The point still remains, unless you're given permission to protect the property of another, you hold no authority over it.
The chap in the article decided to leave out that important part:


> Sec. 9.43. PROTECTION OF THIRD PERSON'S PROPERTY. A person is justified in using force or deadly force against another to protect land or tangible, movable property of a third person if, under the circumstances as he reasonably believes them to be, the actor would be justified under Section 9.41 or 9.42 in using force or deadly force to protect his own land or property and:
> 
> (1) the actor reasonably believes the unlawful interference constitutes attempted or consummated theft of or criminal mischief to the tangible, movable property; or
> 
> ...


So again, don't go shooting folks over statues you don't own.
If you decide to arrest, get a good lawyer.


----------



## Prepared One (Nov 5, 2014)

All of a sudden the snowflakes and BLM'ers crying over statues? What rubbish. Where were these dumb asses in the 60's? I am not shooting some idiot moron over a statue. ( Although, truth be told, what I would like to do is beat them with a bat. ) Now, when that same idiot moron attempts burning the Bill of Rights? the Constitution? Their real intent I wager, then I shoot.


----------



## Old SF Guy (Dec 15, 2013)

Kauboy said:


> Well done.
> A bit unecessary for a man from North Carolina to search up on Texas Penal Code statutes, but well done just the same.
> You've done far more than most Texans.
> 
> ...


Naw I didn't miss it. Was merely pointing out that damaging property valued above a certain level is felonious, and could be grounds for placing someone under citizens arrest. But I'm not the sort that would advocate shooting them for doing it...I would video tape them, call them vile names, follow them to their car, record license plates.

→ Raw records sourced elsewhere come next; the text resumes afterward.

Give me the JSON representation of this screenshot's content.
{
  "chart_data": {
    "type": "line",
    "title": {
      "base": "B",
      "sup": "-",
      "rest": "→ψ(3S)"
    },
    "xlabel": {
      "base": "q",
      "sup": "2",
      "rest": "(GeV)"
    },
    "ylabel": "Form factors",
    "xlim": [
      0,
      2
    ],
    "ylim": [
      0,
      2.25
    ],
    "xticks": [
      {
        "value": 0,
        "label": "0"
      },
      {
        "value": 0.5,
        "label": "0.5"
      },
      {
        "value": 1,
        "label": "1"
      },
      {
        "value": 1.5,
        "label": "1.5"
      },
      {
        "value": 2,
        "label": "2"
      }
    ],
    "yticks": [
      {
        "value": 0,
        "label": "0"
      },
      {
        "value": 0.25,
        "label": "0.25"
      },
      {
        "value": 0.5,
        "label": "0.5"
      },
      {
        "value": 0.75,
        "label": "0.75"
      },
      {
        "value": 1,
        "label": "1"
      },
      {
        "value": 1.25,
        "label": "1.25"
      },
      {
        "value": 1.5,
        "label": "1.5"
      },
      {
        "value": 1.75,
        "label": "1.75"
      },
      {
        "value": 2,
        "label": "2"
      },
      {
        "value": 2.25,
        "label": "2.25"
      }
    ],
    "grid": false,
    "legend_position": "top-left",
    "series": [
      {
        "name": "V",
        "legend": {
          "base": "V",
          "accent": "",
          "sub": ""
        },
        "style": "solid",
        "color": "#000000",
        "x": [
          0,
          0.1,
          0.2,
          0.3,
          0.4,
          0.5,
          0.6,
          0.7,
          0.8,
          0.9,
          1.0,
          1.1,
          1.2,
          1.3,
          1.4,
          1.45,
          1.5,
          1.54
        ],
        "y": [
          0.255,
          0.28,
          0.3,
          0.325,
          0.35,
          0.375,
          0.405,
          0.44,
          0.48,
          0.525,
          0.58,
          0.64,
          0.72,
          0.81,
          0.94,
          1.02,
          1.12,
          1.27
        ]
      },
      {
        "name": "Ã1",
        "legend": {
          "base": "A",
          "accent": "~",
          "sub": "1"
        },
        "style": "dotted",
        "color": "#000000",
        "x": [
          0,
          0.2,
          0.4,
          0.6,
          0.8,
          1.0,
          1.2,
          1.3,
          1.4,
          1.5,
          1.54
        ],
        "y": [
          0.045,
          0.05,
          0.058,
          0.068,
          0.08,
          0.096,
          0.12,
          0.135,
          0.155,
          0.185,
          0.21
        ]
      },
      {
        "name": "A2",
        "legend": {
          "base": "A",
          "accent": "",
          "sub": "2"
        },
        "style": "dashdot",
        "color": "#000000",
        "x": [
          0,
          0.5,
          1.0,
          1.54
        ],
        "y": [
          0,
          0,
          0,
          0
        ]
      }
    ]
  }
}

And if the Law didn't do anything about it then I'm gonna tear down every socialist ICON in the city wearing the same attire.


----------



## Kauboy (May 12, 2014)

Old SF Guy said:


> And if the Law didn't do anything about it then I'm gonna tear down every socialist ICON in the city wearing the same attire.


I'm honestly amazed this hasn't stated yet.
We have 3 friggin' statues of Vlad Lenin in this country, and they still stand to this day.
Sounds like an opportune target to me.


----------



## Slippy (Nov 14, 2013)

I'm gonna tear me down some libtard statues and monuments...

Oh, I forgot, I'm working my ass off 10+ hours a day, being a good husband and father, paying a shit-ton of taxes, upkeeping homes and land, all paid for by yours truly and when I'm not working and paying for other people to NOT WORK, I'm stimulating the economy, doing things I enjoy, being a good steward of my land, watching a little NASCAR, sipping a little Bourbon and grilling some USDA Grade A Fine Meat...

Ain't got no time to protest...

But to any and all you libtards, come to Slippy Lodge looking to tear anything down, and a shit storm like you ain't never seen will be rained down upon your smelly yellow streaked socialist ass...

This, I shit you not!


----------